Sur les rayons des bibliothèques, je vis un monde surgir de l'horizon.

Jack London

  • Coup de cœur
    Couverture du livre: Tango fantôme

    Tango fantôme

    par Tove Alsterdal

    A l’instar de son précédent roman, Dans le silence enterré (Rouergue, 2015), Tove Alsterdal (traduite par Emmanuel Curtil) intègre à son intrigue policière une dimension socio-historique et politique extrêmement passionnante et dense, dont le lecteur s’empare d’emblée et qui transcende le genre littéraire initial dans laquelle elle se déploie.

    Absolument passionnant, précis, convaincant de bout en bout, documenté sans être abrupt ni pesant, finement nuancé, fort d’émotions subtiles, de questionnements profonds, le roman délivre une histoire complexe et contemporaine située d’abord en Suède, intime et familiale, féminine, mais inscrite dans un contexte plus universel et liée à un passé historique glaçant, celui de la junte militaire argentine, du centre clandestin de détention l’ESMA et de l’opération Condor.

    Oscillant entre 2014 et 1978, Stockholm, Buenos-Aires et d’autres villes sud-américaines et européennes, le récit s’inscrit dans un va-et-vient mélangé, agréablement rythmé et se construit habilement, avec l’intensité d’histoires et d’époques en parallèle, qui s’interpénètrent sans cesse et au final, se rejoignent, inaliénables, tragiques et déchirantes. Obsédantes.

    Helene Bergman est architecte à Stockholm. Marié à Jocke, mère de deux jeunes enfants, elle mène une vie plutôt confortable. Si elle ne parlait plus vraiment à sa sœur aînée, Charlie, sa mort brutale vient soudainement bouleverser son quotidien et réactiver un passé familial et de profondes blessures refoulées.

    “Un enfant était l’enfant de tous, et non la propriété d’une seule personne. On n’était pas que mère ; on était aussi autre chose.”

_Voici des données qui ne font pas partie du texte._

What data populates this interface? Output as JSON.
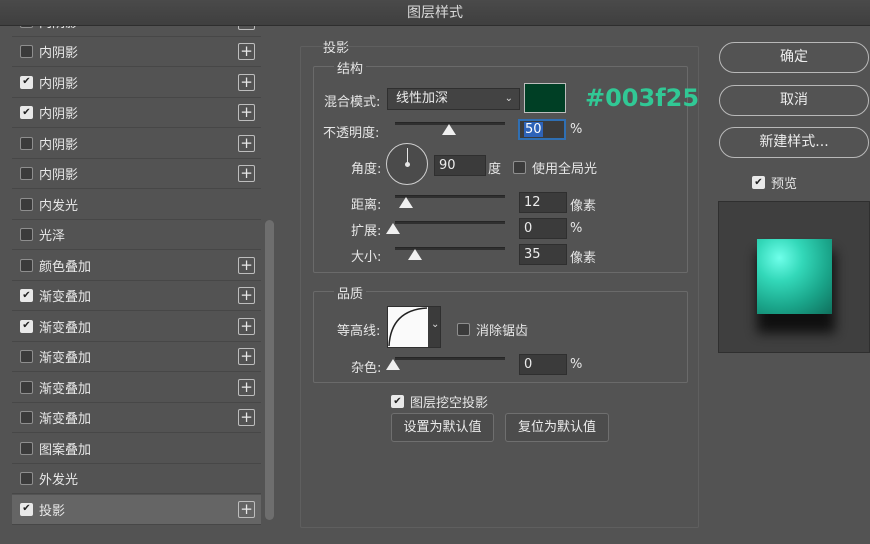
{
  "window": {
    "title": "图层样式"
  },
  "styles_list": {
    "items": [
      {
        "label": "内阴影",
        "checked": false,
        "has_plus": true,
        "selected": false,
        "partial": true
      },
      {
        "label": "内阴影",
        "checked": false,
        "has_plus": true,
        "selected": false
      },
      {
        "label": "内阴影",
        "checked": true,
        "has_plus": true,
        "selected": false
      },
      {
        "label": "内阴影",
        "checked": true,
        "has_plus": true,
        "selected": false
      },
      {
        "label": "内阴影",
        "checked": false,
        "has_plus": true,
        "selected": false
      },
      {
        "label": "内阴影",
        "checked": false,
        "has_plus": true,
        "selected": false
      },
      {
        "label": "内发光",
        "checked": false,
        "has_plus": false,
        "selected": false
      },
      {
        "label": "光泽",
        "checked": false,
        "has_plus": false,
        "selected": false
      },
      {
        "label": "颜色叠加",
        "checked": false,
        "has_plus": true,
        "selected": false
      },
      {
        "label": "渐变叠加",
        "checked": true,
        "has_plus": true,
        "selected": false
      },
      {
        "label": "渐变叠加",
        "checked": true,
        "has_plus": true,
        "selected": false
      },
      {
        "label": "渐变叠加",
        "checked": false,
        "has_plus": true,
        "selected": false
      },
      {
        "label": "渐变叠加",
        "checked": false,
        "has_plus": true,
        "selected": false
      },
      {
        "label": "渐变叠加",
        "checked": false,
        "has_plus": true,
        "selected": false
      },
      {
        "label": "图案叠加",
        "checked": false,
        "has_plus": false,
        "selected": false
      },
      {
        "label": "外发光",
        "checked": false,
        "has_plus": false,
        "selected": false
      },
      {
        "label": "投影",
        "checked": true,
        "has_plus": true,
        "selected": true
      }
    ]
  },
  "drop_shadow": {
    "section_title": "投影",
    "structure_title": "结构",
    "blend_mode_label": "混合模式:",
    "blend_mode_value": "线性加深",
    "shadow_color": "#003f25",
    "color_annotation": "#003f25",
    "opacity_label": "不透明度:",
    "opacity_value": "50",
    "opacity_unit": "%",
    "opacity_fraction": 0.5,
    "angle_label": "角度:",
    "angle_value": "90",
    "angle_unit": "度",
    "use_global_light_label": "使用全局光",
    "use_global_light_checked": false,
    "distance_label": "距离:",
    "distance_value": "12",
    "distance_unit": "像素",
    "spread_label": "扩展:",
    "spread_value": "0",
    "spread_unit": "%",
    "size_label": "大小:",
    "size_value": "35",
    "size_unit": "像素",
    "quality_title": "品质",
    "contour_label": "等高线:",
    "anti_alias_label": "消除锯齿",
    "anti_alias_checked": false,
    "noise_label": "杂色:",
    "noise_value": "0",
    "noise_unit": "%",
    "knockout_label": "图层挖空投影",
    "knockout_checked": true,
    "make_default_label": "设置为默认值",
    "reset_default_label": "复位为默认值"
  },
  "actions": {
    "ok_label": "确定",
    "cancel_label": "取消",
    "new_style_label": "新建样式...",
    "preview_label": "预览",
    "preview_checked": true
  },
  "colors": {
    "accent_selection": "#2e63b8",
    "preview_cube": "#33d8b9",
    "annotation_text": "#31c895"
  }
}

    Abandonnées par leur mère alors qu’elles étaient très jeunes, puis dépossédées d’un père incapable de les prendre en charge seul, elles ont grandi sans parents biologiques. Le suicide troublant de Charlie entraîne Helene dans le souvenir de sa mère, portée disparue en Argentine à la fin des années 1970. En effet, cette disparition qui obsédait sa sœur depuis toujours, devient pour elle également une quête à poursuivre lorsqu’elle découvre dans les affaires personnelles de Charlie, des indices liés à l’Argentine et au passé de leur mère.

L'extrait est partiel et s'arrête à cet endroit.